NETGEAR is aware of a growing number of phone and online scams. To learn how to stay safe click here.
Forum Discussion
Steven974
Apr 16, 2021Aspirant
Fragmented UDP packets dropped
I'm installing a VoIP switch on the LAN. It connects to the provider (Flowroute) through the Nighthawk. I finally worked around a problem that was initially a mystery, where calls from a Polycom phone worked, but calls from an ATA (Analog Telephone Adapter used to connect our analog FAX machine) would never connect.

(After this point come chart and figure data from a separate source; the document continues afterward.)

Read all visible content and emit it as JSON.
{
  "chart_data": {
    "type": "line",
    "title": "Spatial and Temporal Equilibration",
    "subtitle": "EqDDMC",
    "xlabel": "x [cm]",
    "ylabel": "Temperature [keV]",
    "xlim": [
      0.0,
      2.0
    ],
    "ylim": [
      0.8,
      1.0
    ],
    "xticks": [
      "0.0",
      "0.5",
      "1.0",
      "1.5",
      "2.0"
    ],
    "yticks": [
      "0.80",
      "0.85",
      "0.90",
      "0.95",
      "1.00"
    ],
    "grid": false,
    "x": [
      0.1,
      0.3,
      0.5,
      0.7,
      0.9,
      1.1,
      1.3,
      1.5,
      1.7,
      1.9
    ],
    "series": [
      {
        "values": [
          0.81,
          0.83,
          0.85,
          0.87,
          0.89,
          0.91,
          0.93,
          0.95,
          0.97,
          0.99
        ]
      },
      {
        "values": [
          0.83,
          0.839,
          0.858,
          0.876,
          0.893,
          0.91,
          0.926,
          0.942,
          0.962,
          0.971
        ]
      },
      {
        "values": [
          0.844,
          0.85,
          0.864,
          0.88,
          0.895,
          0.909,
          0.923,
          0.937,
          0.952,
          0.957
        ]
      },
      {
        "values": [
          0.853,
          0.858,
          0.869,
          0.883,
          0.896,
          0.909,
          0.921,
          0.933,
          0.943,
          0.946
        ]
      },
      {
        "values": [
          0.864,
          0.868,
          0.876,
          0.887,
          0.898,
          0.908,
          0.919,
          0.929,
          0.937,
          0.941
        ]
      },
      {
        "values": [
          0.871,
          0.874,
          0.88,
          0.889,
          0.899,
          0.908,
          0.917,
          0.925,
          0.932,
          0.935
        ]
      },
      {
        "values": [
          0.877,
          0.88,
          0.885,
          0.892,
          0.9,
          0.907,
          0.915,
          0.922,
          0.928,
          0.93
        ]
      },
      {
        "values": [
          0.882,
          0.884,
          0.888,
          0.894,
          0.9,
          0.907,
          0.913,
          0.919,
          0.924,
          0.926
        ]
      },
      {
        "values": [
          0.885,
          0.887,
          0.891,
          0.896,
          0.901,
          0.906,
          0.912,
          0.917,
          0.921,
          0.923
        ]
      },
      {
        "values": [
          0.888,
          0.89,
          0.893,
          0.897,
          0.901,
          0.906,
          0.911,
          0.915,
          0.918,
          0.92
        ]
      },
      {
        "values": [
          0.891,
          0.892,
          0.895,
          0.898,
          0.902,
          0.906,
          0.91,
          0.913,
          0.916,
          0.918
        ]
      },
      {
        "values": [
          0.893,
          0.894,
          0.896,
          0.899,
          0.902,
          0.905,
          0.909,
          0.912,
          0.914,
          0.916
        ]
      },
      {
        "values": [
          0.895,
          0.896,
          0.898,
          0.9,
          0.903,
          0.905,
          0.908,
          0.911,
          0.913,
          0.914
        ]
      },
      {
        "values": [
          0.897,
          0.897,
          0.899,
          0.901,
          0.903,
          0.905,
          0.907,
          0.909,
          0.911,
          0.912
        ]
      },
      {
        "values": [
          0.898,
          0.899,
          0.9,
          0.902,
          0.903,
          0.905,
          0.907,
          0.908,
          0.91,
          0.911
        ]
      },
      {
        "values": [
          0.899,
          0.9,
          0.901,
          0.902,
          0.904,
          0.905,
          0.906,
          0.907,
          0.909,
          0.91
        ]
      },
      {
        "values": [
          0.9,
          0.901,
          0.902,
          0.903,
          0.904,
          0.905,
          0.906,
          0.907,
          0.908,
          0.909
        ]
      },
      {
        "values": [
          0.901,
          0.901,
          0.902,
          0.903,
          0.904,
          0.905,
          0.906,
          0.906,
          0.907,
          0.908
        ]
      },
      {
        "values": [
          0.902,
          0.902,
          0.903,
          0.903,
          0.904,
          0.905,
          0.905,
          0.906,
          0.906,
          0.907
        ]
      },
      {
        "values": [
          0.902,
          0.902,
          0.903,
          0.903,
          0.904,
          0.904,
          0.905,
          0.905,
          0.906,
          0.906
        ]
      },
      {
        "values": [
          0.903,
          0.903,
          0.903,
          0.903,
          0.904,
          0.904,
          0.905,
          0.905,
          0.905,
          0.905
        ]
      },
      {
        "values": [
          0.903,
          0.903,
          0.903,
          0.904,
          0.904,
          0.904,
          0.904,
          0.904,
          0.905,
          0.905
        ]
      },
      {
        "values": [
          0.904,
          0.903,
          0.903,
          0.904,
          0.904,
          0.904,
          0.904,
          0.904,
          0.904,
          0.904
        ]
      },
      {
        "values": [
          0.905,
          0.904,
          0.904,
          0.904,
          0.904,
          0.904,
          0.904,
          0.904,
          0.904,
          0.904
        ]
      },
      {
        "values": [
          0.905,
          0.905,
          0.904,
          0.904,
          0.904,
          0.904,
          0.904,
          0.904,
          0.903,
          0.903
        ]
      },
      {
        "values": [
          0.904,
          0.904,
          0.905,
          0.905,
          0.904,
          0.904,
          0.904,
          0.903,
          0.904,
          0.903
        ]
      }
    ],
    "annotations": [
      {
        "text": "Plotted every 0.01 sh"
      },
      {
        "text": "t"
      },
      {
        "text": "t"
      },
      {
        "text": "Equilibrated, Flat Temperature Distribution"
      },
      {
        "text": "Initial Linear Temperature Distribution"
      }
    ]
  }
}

It was finally determined that the ATA added extra information to the VoIP packet that would make it exceed the MTU of 1500 bytes, meaning the UDP packed would get fragmented at the phone system. This large UDP packet never seemed to reach the provider. I suspect that the UDP NAT code in the Nighthawk drops the 2nd fragment because it can't handle a fragment that doesn't contain the UDP header. Could this be the case? If so, is there a fix?
2 Replies
Sort By
There are so many "network" devices out there that it is unlikely that Netgear has tested them all and knows how they should be configured.
Maybe someone else has used this kit and hangs out here. (Did you try a community search for your unnamed VoIP switch?) But a much better source of information should be the people who made whatever you are trying to set up. The network settings will not depend on the brand of the router, so it is up to them to tell everyone how to configure these things.
- Steven974Aspirant
The VoIP switch is FreeSWITCH, a very well known and supported software.
I found a solution to the problem by changing enough settings on the ATA to reduce the size of the SIP INVITE UDP packet to less than the MTU, thereby avoiding fragmentation.
It appears that the Netgear router cannot handle fragmented UDP packets.
I was using the same configuration (the ATA before I changed its options and FreeSWITCH) with an Xfinity router, which worked, leading me to the conclusion that the Xfinity router will correctly route fragmented UDP packets, while the Netgear router will not.